Although the outlook for the life insurance industry has been changed to negative, it is also important to look at individual company situations, say analysts for Fitch Ratings, Chicago, and Moody’s Investors Service, New York, the agencies that recently issued negative industry outlooks.
In spite of the negative outlook, there are many companies that are fairly well positioned in their ratings level, says Laura Bazer, a Moody’s vice president and author of the outlook report. Downgrades on individual companies would depend on a number of factors including risk due to sub-prime related mortgages, Bazer explains.
In the current market, all industries are vulnerable and market concerns could “absolutely have an effect on consumer buying of insurance products,” she says.
“To a large extent, a lot of products are discretionary,” Bazer continues. Consumers may put less in their 401(k) accounts and may have less money to buy life insurance policies or may buy policies with lower face amounts, she cautions. Disability income writers may witness more claims because in difficult economic times, claims usually increase, Bazer notes.
There are also higher hardship provision withdrawals as corroborated by a few companies, she notes.
Additionally, if there are bank consolidations, Bazer says, and, for example, there are 5 carriers on the acquirer’s shelf, then the acquirer could limit or eliminate carriers on the acquired bank’s shelf.
The third quarter could potentially be a difficult one, says Bazer, and if companies have further write-downs of their securities, then they may have to post more capital.
That could create difficulty given the current diminished access to capital in the markets, Bazer says.
But what helps the industry, she continues, is the fact that it started in a “very good place” at year-end 2007, with strong earnings and record-high capital.
Julie Burke, managing director with Fitch, says companies really need to be examined on a case-by-case basis for exposure to troubled assets.
One concern, she says, is that impairments could accelerate in the third and fourth quarters.
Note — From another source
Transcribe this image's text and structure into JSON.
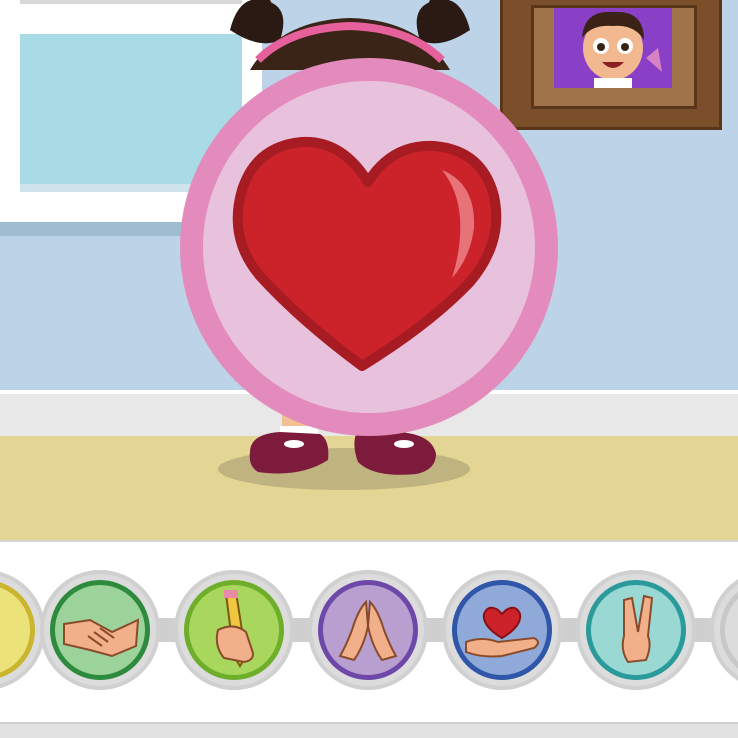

If the value of securities is lower than what it was when they were purchased, and this has continued for a year or more, then it becomes harder to justify to auditors and investors that those investments will turn themselves around, Burke adds.
Whether a government bailout could help insurers is really too early to say, Burke says. It will depend on what securities the government purchases and at what price those purchases are made, she says.